×
×
homepage logo
LOGIN
SUBSCRIBE

Skip’s Marine in dire straits following lawsuit

By Staff | Jul 29, 2011

MERRIMACK – From yachts to tugboats, the lot at Skip’s Marine is full to the brim, but the business itself is taking on water. Fast.

Last year, a civil lawsuit left the boat repair shop springing a quarter-million dollar leak. A Hillsborough County Superior Court jury, which heard the case over two weeks in April 2010, held business owner John “Skip” Moir responsible for more than $250,000 in damages and loss of use to a pair of former clients, who claimed Moir had failed to repair their boat, leaving it unseaworthy.

Moir, who moved the business to Merrimack in 2004, has been struggling since to meet his monthly payments.

“I just don’t know what I’m going to do. I can’t afford that,” he said last week, pausing briefly between work assignments at his boat shop, located on the Daniel Webster Highway, near the Nashua line.

“Right now, it looks like I’m going to have to file bankruptcy to get rid of these guys,” he said. “I don’t want to, but I don’t know what else to do. I just don’t have that kind of money.”

The court proceedings, first initiated by Moir, date back to 2002, when the business owner agreed to refurbish a 35-foot Duffy manufactured boat for the Peter and John Kakridas, of Allston, Mass.

Over six months that fall and winter, Moir and his crew gutted the boat, retrofitting the hull and replacing the motors and shafting. But the Kakridases fell behind in their payments, failing to pay more than $50,000 of their bill. And Moir sued the men, charging breach of contract.

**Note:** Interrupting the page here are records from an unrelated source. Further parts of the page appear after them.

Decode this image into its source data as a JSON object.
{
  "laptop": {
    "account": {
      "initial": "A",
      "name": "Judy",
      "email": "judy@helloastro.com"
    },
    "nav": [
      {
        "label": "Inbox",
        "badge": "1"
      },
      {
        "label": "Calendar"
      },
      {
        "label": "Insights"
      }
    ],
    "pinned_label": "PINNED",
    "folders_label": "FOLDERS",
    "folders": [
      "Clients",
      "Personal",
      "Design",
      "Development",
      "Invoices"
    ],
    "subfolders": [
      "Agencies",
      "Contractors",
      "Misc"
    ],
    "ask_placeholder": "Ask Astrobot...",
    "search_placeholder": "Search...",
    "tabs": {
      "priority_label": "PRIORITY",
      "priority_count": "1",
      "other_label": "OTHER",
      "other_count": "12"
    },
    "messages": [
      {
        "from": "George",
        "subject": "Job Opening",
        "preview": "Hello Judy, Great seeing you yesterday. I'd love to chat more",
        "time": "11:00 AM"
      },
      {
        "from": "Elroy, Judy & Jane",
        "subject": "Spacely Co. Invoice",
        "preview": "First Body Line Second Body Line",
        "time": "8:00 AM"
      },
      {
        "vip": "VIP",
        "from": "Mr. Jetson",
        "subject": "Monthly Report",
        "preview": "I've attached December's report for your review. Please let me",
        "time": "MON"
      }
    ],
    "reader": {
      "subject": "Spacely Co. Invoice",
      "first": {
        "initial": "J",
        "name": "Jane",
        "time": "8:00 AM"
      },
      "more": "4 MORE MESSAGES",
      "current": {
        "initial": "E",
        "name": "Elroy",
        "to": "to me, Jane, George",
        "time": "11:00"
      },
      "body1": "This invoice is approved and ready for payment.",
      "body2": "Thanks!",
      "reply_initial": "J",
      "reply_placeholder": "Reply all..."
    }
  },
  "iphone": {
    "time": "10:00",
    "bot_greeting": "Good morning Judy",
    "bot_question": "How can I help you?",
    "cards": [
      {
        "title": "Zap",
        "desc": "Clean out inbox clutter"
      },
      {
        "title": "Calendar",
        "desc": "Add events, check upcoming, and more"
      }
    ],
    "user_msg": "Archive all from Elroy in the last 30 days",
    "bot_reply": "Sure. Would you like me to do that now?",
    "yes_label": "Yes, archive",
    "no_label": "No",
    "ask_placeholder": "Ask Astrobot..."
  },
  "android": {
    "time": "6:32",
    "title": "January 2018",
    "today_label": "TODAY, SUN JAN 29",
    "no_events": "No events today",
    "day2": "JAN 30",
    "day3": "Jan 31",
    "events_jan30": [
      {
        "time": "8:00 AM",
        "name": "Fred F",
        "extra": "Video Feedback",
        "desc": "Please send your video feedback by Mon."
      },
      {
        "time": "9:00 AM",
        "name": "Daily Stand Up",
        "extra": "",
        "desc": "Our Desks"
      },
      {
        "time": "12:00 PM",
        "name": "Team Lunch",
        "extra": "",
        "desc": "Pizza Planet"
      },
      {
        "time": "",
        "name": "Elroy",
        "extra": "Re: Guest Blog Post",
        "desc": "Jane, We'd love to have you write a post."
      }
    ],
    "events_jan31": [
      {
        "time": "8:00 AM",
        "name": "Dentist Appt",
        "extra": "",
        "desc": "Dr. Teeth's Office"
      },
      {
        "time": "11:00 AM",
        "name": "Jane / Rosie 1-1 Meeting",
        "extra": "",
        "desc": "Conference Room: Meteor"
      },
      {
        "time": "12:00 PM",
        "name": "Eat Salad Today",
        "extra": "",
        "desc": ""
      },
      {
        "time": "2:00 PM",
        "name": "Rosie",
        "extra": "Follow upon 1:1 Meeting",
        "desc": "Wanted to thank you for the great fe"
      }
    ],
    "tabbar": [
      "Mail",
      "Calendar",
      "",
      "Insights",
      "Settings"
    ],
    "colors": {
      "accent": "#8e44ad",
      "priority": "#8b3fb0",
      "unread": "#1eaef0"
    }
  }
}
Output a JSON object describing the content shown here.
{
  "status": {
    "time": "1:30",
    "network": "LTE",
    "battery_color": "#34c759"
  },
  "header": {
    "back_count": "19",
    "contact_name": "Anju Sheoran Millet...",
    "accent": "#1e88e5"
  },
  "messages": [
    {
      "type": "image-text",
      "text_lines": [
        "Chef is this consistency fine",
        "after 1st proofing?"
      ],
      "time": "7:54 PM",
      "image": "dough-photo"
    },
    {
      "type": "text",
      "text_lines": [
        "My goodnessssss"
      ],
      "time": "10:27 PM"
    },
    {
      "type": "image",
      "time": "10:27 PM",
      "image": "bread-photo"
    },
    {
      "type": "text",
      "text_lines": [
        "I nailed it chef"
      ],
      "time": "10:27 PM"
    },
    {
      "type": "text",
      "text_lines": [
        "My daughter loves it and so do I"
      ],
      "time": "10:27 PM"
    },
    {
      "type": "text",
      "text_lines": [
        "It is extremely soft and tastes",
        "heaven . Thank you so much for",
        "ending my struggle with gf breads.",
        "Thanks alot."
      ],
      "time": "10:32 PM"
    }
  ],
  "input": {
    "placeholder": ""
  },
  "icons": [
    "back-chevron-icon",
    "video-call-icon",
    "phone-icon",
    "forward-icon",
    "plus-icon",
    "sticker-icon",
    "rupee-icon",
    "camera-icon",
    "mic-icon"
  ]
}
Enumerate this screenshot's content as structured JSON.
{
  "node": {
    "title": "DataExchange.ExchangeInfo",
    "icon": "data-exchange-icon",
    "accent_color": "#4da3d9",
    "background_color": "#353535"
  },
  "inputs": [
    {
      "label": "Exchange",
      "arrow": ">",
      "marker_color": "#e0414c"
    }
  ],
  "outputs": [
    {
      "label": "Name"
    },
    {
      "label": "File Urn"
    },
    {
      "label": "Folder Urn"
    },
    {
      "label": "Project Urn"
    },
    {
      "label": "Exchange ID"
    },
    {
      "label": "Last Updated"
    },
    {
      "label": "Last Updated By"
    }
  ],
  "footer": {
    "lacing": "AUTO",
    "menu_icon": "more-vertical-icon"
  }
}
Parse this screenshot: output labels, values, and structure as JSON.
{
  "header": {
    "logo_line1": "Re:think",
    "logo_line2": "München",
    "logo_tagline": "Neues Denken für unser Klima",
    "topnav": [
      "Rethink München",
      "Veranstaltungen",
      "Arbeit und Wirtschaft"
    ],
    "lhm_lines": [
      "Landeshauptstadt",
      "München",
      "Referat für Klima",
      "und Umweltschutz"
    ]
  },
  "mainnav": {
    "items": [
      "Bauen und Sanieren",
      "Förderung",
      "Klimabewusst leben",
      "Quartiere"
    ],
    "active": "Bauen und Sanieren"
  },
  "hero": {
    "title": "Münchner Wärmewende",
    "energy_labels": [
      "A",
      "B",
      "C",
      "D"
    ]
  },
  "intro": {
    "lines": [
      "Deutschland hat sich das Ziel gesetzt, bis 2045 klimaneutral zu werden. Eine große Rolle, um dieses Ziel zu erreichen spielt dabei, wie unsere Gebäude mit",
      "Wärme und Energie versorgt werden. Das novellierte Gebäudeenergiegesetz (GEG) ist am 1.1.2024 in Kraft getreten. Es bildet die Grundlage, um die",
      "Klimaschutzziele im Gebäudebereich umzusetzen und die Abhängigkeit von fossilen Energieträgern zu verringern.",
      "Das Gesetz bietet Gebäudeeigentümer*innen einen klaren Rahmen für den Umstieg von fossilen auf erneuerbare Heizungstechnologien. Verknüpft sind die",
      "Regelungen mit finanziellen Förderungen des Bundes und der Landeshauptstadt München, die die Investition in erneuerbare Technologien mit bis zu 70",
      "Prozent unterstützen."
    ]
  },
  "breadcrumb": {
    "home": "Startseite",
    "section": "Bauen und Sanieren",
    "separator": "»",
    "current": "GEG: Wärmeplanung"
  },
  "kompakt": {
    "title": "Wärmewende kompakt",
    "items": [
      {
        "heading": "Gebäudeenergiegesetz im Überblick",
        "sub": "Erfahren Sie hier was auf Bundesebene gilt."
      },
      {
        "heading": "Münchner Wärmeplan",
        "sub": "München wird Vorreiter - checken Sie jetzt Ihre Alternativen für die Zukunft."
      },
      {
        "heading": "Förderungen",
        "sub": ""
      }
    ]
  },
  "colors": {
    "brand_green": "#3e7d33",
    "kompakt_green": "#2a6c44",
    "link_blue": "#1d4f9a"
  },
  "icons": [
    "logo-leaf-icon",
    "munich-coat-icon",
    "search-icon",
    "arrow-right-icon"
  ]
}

Soon after, Moir completed the job and had the boat, called “the Kristine,” transported to Cape Cod, where he joined the Kakridases on a test sail, which showed the boat to be unseaworthy and “riddled with defects in workmanship and materials,” according to court documents. So the Kakridases filed a countersuit against Moir, along with Richard Morganstern, the boat hauler, charging them with negligence, misrepresentation and breach of warranty, among other claims.

“(The Kakridases have) been billed and/or paid over $250,000 for a worthless restoration that left the ‘Kristine’ in an unseaworthy condition,” the Kakridases’ attorney, David Pinsonneault, of Nashua, wrote in the counterclaim. “Moir is legally responsible for the debts and for the acts, errors and omissions of (Skip’s Marine).”

Over seven years of pre-trial hearings and motions, among other court appearances, Moir argued he performed the work necessary on the boat, leaving it in strong condition, and that Morganstern, the boat hauler, was responsible for the damage.

“I had a boat surveyor come on the day it left to evaluate the boat,” he said. “Everything was going perfect.”

But when the case finally reached trial, last year, the jury disagreed. The jurors ruled in the Kakridases’ favor, freeing Morganstern from any financial responsibility, and leaving Moir on the hook for the $250,000.

They also required the Kakridases to pay Moir the $50,000 in outstanding bills.

Morganstern could not be reached for comment for this story.

Moir also claimed throughout the case that the Kakridases misrepresented the damage to the boat, and that they continued to use it while they awaited trial. Reached last week, Pinsonneault, the Kakridases’ attorney, declined to comment, saying only, “the court record speaks for itself.”

Ordered by the court, Moir submitted his June payment to the Kakridases, according to court documents. But he’s not sure how long he can last.

Saddled with more than $200,000 in remaining bills, Moir’s is considering ways to reopen the case.

“My wife doesn’t have a car right now. We can’t afford it,” he said last week.

“So what am I going to do? I could file bankruptcy, start over again. Or I could try to fight this. … I’m a fighter. I can’t just back down and take this.”